Patrol cars are parked outside Village of Freeport

Patrol cars are parked outside Village of Freeport Police Headquarters. Credit: Barry Sloan

The New York Civil Liberties Union has filed suit against the Village of Freeport and its police department for refusing to release police misconduct records made public last year amid the outrage over the police killing of George Floyd.

The NYCLU’s petition filed late Thursday in State Supreme Court seeks to compel Freeport police to provide all of its officer misconduct records dating back to 2000, in response to a broad public records request the NYCLU filed in September. The lawsuit also seeks attorney’s fees and litigation costs.

"The requested records — which include civilian complaints against law enforcement officers — are of immense public importance," the lawsuit reads. "The NYCLU seeks these records, not only to inform significant ongoing public policy discussions about how FPD’s policies and practices affect the Freeport community, but also to ensure the community’s right to prompt access to public records and increased police department transparency."

Village attorney Howard Colton in a statement Friday said: "The Village of Freeport fulfilled the NYCLU’s Freedom of Information request in accordance with the spirit and the letter of the law. While it is policy to not comment on pending litigation, the claim filed against the Village is categorically without merit."

The legal action is part of an NYCLU effort to push for more police transparency following the repeal of Civil Rights Law 50-a, which had prohibited the public release of police misconduct and disciplinary records. The State Legislature repealed 50-a last June, despite protest by politically powerful police unions across the state, in response to the May 2020 killing of Floyd, a Black man who died after a Minneapolis police officer knelt on his neck for more than nine minutes.

The NYCLU then filed requests under the state’s Freedom of Information Law, or FOIL, to 12 police departments across the state, including Nassau, Suffolk, Hempstead and Freeport, in September for a variety of records including misconduct allegations. The NYCLU has already sued other police departments in Rochester, Syracuse and Buffalo over its records requests.

Freeport police denied the request for disciplinary records on allegations that had not been substantiated, citing officer privacy, and provided 25 documents in cases in which the department had implemented discipline against an officer, according to NYCLU senior staff attorney Bobby Hodgson.

"Being able to see the full picture, the full universe of the complaints about police misconduct and to compare when the Freeport Police Department did impose discipline and when it did not; That is vital," said Hodgson. "You can’t just look at the handful of instances where a police department is investigating itself, and say I understand this process and I now have enough knowledge to judge whether police accountability is happening in my community."

In 2019, Freeport police officers were accused of brutality when officers were captured on camera punching, kicking and using a Taser gun on 45-year-old Akbar Rogers.

Nassau District Attorney Madeline Singas later said that the evidence did not support prosecuting the officers, though she urged internal police department discipline. The results of any disciplinary action taken have not been released.

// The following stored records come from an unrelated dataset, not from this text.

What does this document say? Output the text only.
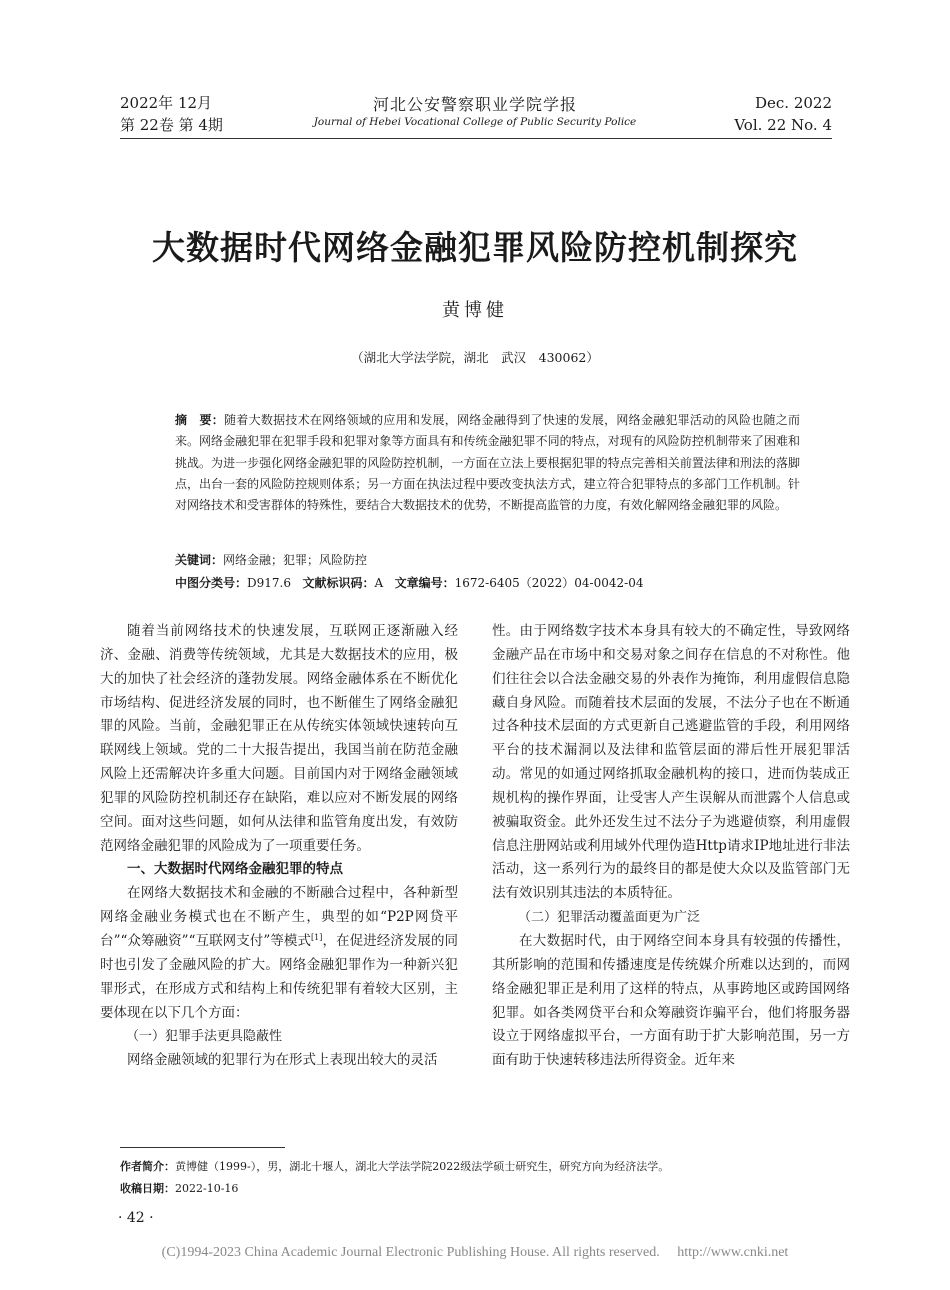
2022年 12月
第 22卷 第 4期
河北公安警察职业学院学报
Journal of Hebei Vocational College of Public Security Police
Dec. 2022
Vol. 22 No. 4
大数据时代网络金融犯罪风险防控机制探究
黄博健
（湖北大学法学院，湖北　武汉　430062）
摘　要：随着大数据技术在网络领域的应用和发展，网络金融得到了快速的发展，网络金融犯罪活动的风险也随之而来。网络金融犯罪在犯罪手段和犯罪对象等方面具有和传统金融犯罪不同的特点，对现有的风险防控机制带来了困难和挑战。为进一步强化网络金融犯罪的风险防控机制，一方面在立法上要根据犯罪的特点完善相关前置法律和刑法的落脚点，出台一套的风险防控规则体系；另一方面在执法过程中要改变执法方式，建立符合犯罪特点的多部门工作机制。针对网络技术和受害群体的特殊性，要结合大数据技术的优势，不断提高监管的力度，有效化解网络金融犯罪的风险。
关键词：网络金融；犯罪；风险防控
中图分类号：D917.6 文献标识码：A 文章编号：1672-6405（2022）04-0042-04

随着当前网络技术的快速发展，互联网正逐渐融入经济、金融、消费等传统领域，尤其是大数据技术的应用，极大的加快了社会经济的蓬勃发展。网络金融体系在不断优化市场结构、促进经济发展的同时，也不断催生了网络金融犯罪的风险。当前，金融犯罪正在从传统实体领域快速转向互联网线上领域。党的二十大报告提出，我国当前在防范金融风险上还需解决许多重大问题。目前国内对于网络金融领域犯罪的风险防控机制还存在缺陷，难以应对不断发展的网络空间。面对这些问题，如何从法律和监管角度出发，有效防范网络金融犯罪的风险成为了一项重要任务。

一、大数据时代网络金融犯罪的特点

在网络大数据技术和金融的不断融合过程中，各种新型网络金融业务模式也在不断产生，典型的如“P2P网贷平台”“众筹融资”“互联网支付”等模式[1]，在促进经济发展的同时也引发了金融风险的扩大。网络金融犯罪作为一种新兴犯罪形式，在形成方式和结构上和传统犯罪有着较大区别，主要体现在以下几个方面：

（一）犯罪手法更具隐蔽性

网络金融领域的犯罪行为在形式上表现出较大的灵活

性。由于网络数字技术本身具有较大的不确定性，导致网络金融产品在市场中和交易对象之间存在信息的不对称性。他们往往会以合法金融交易的外表作为掩饰，利用虚假信息隐藏自身风险。而随着技术层面的发展，不法分子也在不断通过各种技术层面的方式更新自己逃避监管的手段，利用网络平台的技术漏洞以及法律和监管层面的滞后性开展犯罪活动。常见的如通过网络抓取金融机构的接口，进而伪装成正规机构的操作界面，让受害人产生误解从而泄露个人信息或被骗取资金。此外还发生过不法分子为逃避侦察，利用虚假信息注册网站或利用域外代理伪造Http请求IP地址进行非法活动，这一系列行为的最终目的都是使大众以及监管部门无法有效识别其违法的本质特征。

（二）犯罪活动覆盖面更为广泛

在大数据时代，由于网络空间本身具有较强的传播性，其所影响的范围和传播速度是传统媒介所难以达到的，而网络金融犯罪正是利用了这样的特点，从事跨地区或跨国网络犯罪。如各类网贷平台和众筹融资诈骗平台，他们将服务器设立于网络虚拟平台，一方面有助于扩大影响范围，另一方面有助于快速转移违法所得资金。近年来

作者简介：黄博健（1999-），男，湖北十堰人，湖北大学法学院2022级法学硕士研究生，研究方向为经济法学。
收稿日期：2022-10-16
· 42 ·
(C)1994-2023 China Academic Journal Electronic Publishing House. All rights reserved.　 http://www.cnki.net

The NYCLU, in its suit against Freeport, touted previous favorable rulings on the issue from New York courts, which have mostly ruled against the wholesale withholding of police disciplinary records based on privacy concerns. The Court of Appeals recently ruled that police departments are not permitted to "refuse to produce the whole record simply because some of it may be exempt from disclosure."

But the NYCLU was dealt a setback on Wednesday, when a judge in the Syracuse case ruled that the repeal of 50-a doesn't require the release of documents on unsubstantiated misconduct claims, writing: "The public interest in the release of unsubstantiated claims do not outweigh the privacy concerns of individual officers."

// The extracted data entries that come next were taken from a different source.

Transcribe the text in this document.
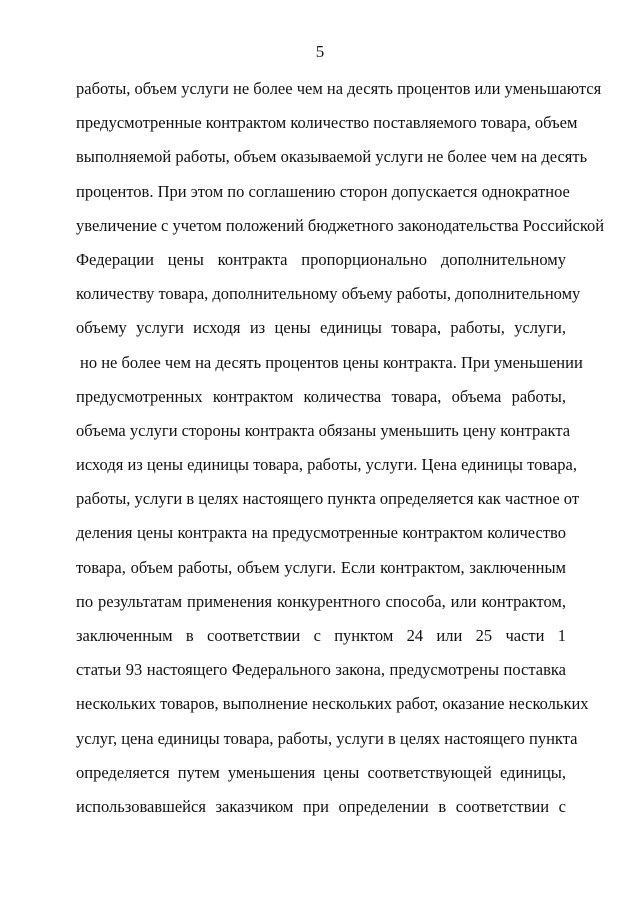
5
работы, объем услуги не более чем на десять процентов или уменьшаются
предусмотренные контрактом количество поставляемого товара, объем
выполняемой работы, объем оказываемой услуги не более чем на десять
процентов. При этом по соглашению сторон допускается однократное
увеличение с учетом положений бюджетного законодательства Российской
Федерации цены контракта пропорционально дополнительному
количеству товара, дополнительному объему работы, дополнительному
объему услуги исходя из цены единицы товара, работы, услуги,
но не более чем на десять процентов цены контракта. При уменьшении
предусмотренных контрактом количества товара, объема работы,
объема услуги стороны контракта обязаны уменьшить цену контракта
исходя из цены единицы товара, работы, услуги. Цена единицы товара,
работы, услуги в целях настоящего пункта определяется как частное от
деления цены контракта на предусмотренные контрактом количество
товара, объем работы, объем услуги. Если контрактом, заключенным
по результатам применения конкурентного способа, или контрактом,
заключенным в соответствии с пунктом 24 или 25 части 1
статьи 93 настоящего Федерального закона, предусмотрены поставка
нескольких товаров, выполнение нескольких работ, оказание нескольких
услуг, цена единицы товара, работы, услуги в целях настоящего пункта
определяется путем уменьшения цены соответствующей единицы,
использовавшейся заказчиком при определении в соответствии с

Hodgson, in a statement, said: "This decision is an outlier we intend to appeal."

In February, Newsday filed suit against the Nassau County Police Department on similar grounds. Newsday had put in a FOIL request for police discipline records and the department provided only 43 pages of records, with the majority of the material redacted. That suit is pending.

In addition to the repeal of 50-a, Floyd’s death led to state-mandated police reforms including plans to equip patrol cops in Nassau and Suffolk with body cameras.

A Newsday examination earlier this year found that Long Island’s two big police departments were among just three of the nation’s largest that were not using the technology.

Freeport police have had body cameras since 2015.